Bulgaria Enters Top 5 UK Property Investors' Nightmares
Bulgaria has been ranked the fourth worst property market to invest in 2011 in a list, compiled to gauge the sentiments of and help Britons make the best investment choice for financial gain.
Bulgaria was once regarded as the 'the new Spain' for overseas investors, but this is no longer the case, Colordarcy consultancy, which carried out the survey, commented.
"Property prices are in freefall and with the exit of British and Irish buyers, Russian investors now dominate the market and their strong bargaining skills result in continued falling prices," it adds.
The report says that for many investors lured into coastal and Bansko ski properties with no exit in sight, the dream came to a sorry end.
"They'd have been better off buying a beach hut in Bournemouth as many will no doubt be trapped in a plummeting property market with no resale market insight and a country experiencing severe economic difficulties – hardly a recipe for property investment success."

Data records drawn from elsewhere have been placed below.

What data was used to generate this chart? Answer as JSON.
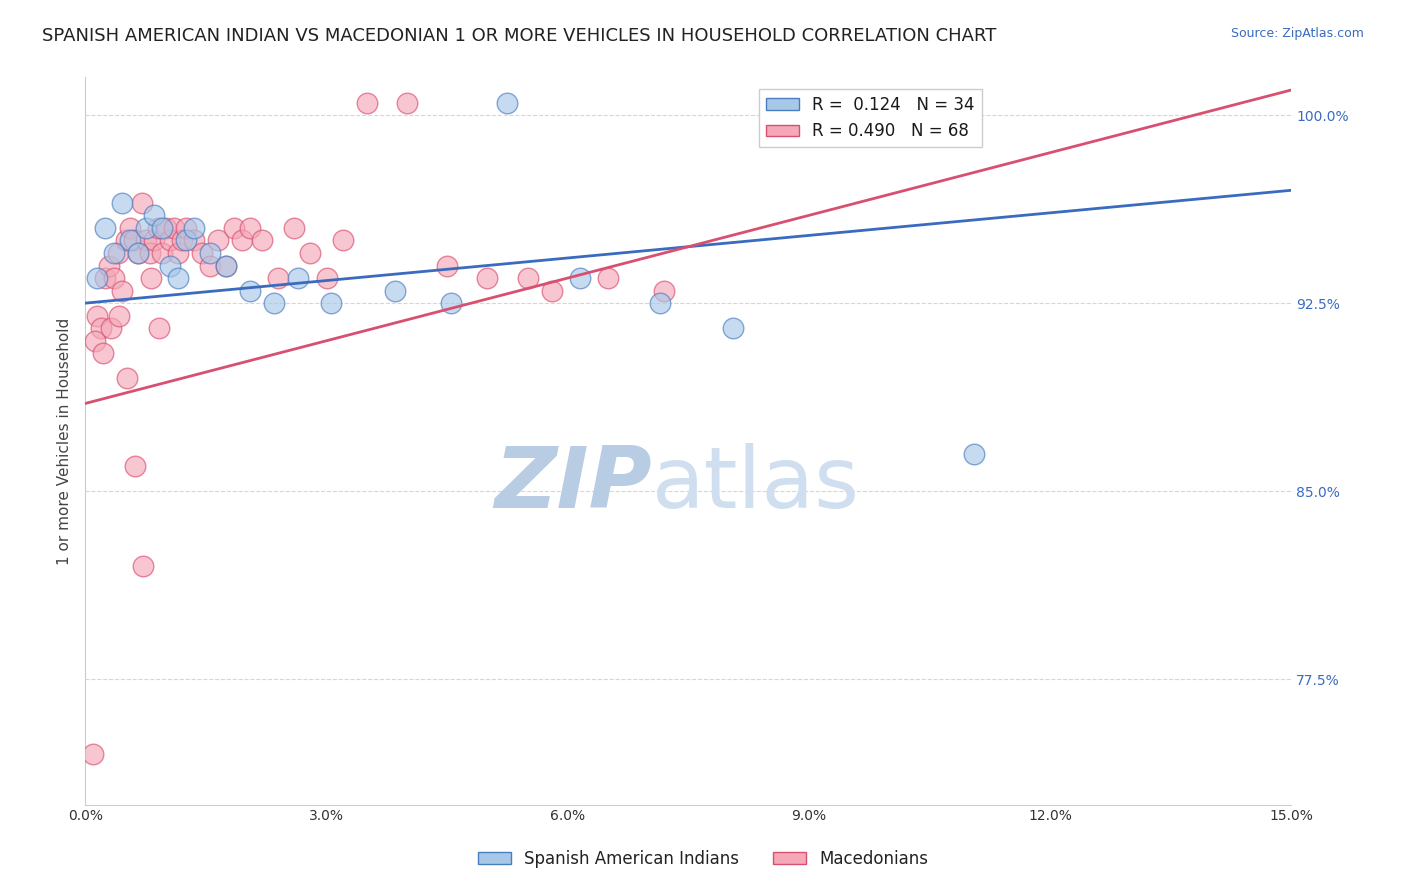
{
  "title": "SPANISH AMERICAN INDIAN VS MACEDONIAN 1 OR MORE VEHICLES IN HOUSEHOLD CORRELATION CHART",
  "source_text": "Source: ZipAtlas.com",
  "ylabel": "1 or more Vehicles in Household",
  "xmin": 0.0,
  "xmax": 15.0,
  "ymin": 72.5,
  "ymax": 101.5,
  "yticks": [
    77.5,
    85.0,
    92.5,
    100.0
  ],
  "xticks": [
    0.0,
    3.0,
    6.0,
    9.0,
    12.0,
    15.0
  ],
  "xtick_labels": [
    "0.0%",
    "3.0%",
    "6.0%",
    "9.0%",
    "12.0%",
    "15.0%"
  ],
  "ytick_labels": [
    "77.5%",
    "85.0%",
    "92.5%",
    "100.0%"
  ],
  "blue_color": "#a8c8e8",
  "pink_color": "#f4a8b8",
  "blue_edge_color": "#4a7cc0",
  "pink_edge_color": "#d85070",
  "blue_line_color": "#3a6bbf",
  "pink_line_color": "#d85070",
  "r_blue": 0.124,
  "n_blue": 34,
  "r_pink": 0.49,
  "n_pink": 68,
  "legend_label_blue": "Spanish American Indians",
  "legend_label_pink": "Macedonians",
  "blue_x": [
    0.15,
    0.25,
    0.35,
    0.45,
    0.55,
    0.65,
    0.75,
    0.85,
    0.95,
    1.05,
    1.15,
    1.25,
    1.35,
    1.55,
    1.75,
    2.05,
    2.35,
    2.65,
    3.05,
    3.85,
    4.55,
    5.25,
    6.15,
    7.15,
    8.05,
    11.05
  ],
  "blue_y": [
    93.5,
    95.5,
    94.5,
    96.5,
    95.0,
    94.5,
    95.5,
    96.0,
    95.5,
    94.0,
    93.5,
    95.0,
    95.5,
    94.5,
    94.0,
    93.0,
    92.5,
    93.5,
    92.5,
    93.0,
    92.5,
    100.5,
    93.5,
    92.5,
    91.5,
    86.5
  ],
  "pink_x": [
    0.1,
    0.15,
    0.2,
    0.25,
    0.3,
    0.35,
    0.4,
    0.45,
    0.5,
    0.55,
    0.6,
    0.65,
    0.7,
    0.75,
    0.8,
    0.85,
    0.9,
    0.95,
    1.0,
    1.05,
    1.1,
    1.15,
    1.2,
    1.25,
    1.35,
    1.45,
    1.55,
    1.65,
    1.75,
    1.85,
    1.95,
    2.05,
    2.2,
    2.4,
    2.6,
    2.8,
    3.0,
    3.2,
    3.5,
    4.0,
    4.5,
    5.0,
    5.5,
    5.8,
    6.5,
    7.2,
    0.12,
    0.22,
    0.32,
    0.42,
    0.52,
    0.62,
    0.72,
    0.82,
    0.92
  ],
  "pink_y": [
    74.5,
    92.0,
    91.5,
    93.5,
    94.0,
    93.5,
    94.5,
    93.0,
    95.0,
    95.5,
    95.0,
    94.5,
    96.5,
    95.0,
    94.5,
    95.0,
    95.5,
    94.5,
    95.5,
    95.0,
    95.5,
    94.5,
    95.0,
    95.5,
    95.0,
    94.5,
    94.0,
    95.0,
    94.0,
    95.5,
    95.0,
    95.5,
    95.0,
    93.5,
    95.5,
    94.5,
    93.5,
    95.0,
    100.5,
    100.5,
    94.0,
    93.5,
    93.5,
    93.0,
    93.5,
    93.0,
    91.0,
    90.5,
    91.5,
    92.0,
    89.5,
    86.0,
    82.0,
    93.5,
    91.5
  ],
  "blue_line_x0": 0.0,
  "blue_line_x1": 15.0,
  "blue_line_y0": 92.5,
  "blue_line_y1": 97.0,
  "pink_line_x0": 0.0,
  "pink_line_x1": 15.0,
  "pink_line_y0": 88.5,
  "pink_line_y1": 101.0,
  "watermark_zip": "ZIP",
  "watermark_atlas": "atlas",
  "watermark_color": "#c8d8f0",
  "background_color": "#ffffff",
  "grid_color": "#cccccc",
  "title_fontsize": 13,
  "axis_label_fontsize": 11,
  "tick_fontsize": 10,
  "legend_fontsize": 12
}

Meanwhile the capital Sofia was subject to huge foreign investor interest in 2007, but the ensuing bubble has long since burst.
"There is virtually no resale market as developers can't even sell new property," Colordarcy survey points out.
Ireland is the worst place to buy a second home under the sun for Britons, according to the ranking.
"Once the envy of the world when the property markets boomed between 2000 and 2006, the sheer scale of their downward spiral becomes apparent when one recognizes that apartment prices fuelled by yet another painful 15% fall in 2011 are now down by a massive 60% from their peak," the agency says.
In second place is Cyprus, a long time favurite with British investors, but now even its biggest advocates are losing interest.
"A stagnant economy and its vulnerability to the Greek crisis with two of its largest banks exposed to a total of EUR 5 B doesn't bode well," Colordarcy experts forecast.
Greece comes in third in the ranking with a debt to the tune of EUR 340 B and property prices falling by 10% in the first half of 2011 alone.
In fifth place was the Czech Republic where annual property price increases of between 20 to 30% are a distant memory and now a combination of high prices, oversupply and some of the lowest rental yields in Europe have made this a property investor's bohemian nightmare.
The company points out that for a property market to be of interest to savvy investors it needs a stable economy, good capital growth prospects, a reliable rental market and accessibility to mortgage finance to make it viable.
The interesting thing about this current property slump in Europe is that it has spread to all areas from the emerging capitals of Central and Eastern Europe, to popular coast and ski resorts.
The analysts say there are now unprecedented opportunities to invest in the types of housing that would have been unthinkable back at the peak of the market in 2008, but mostly beyond Europe's borders and the US.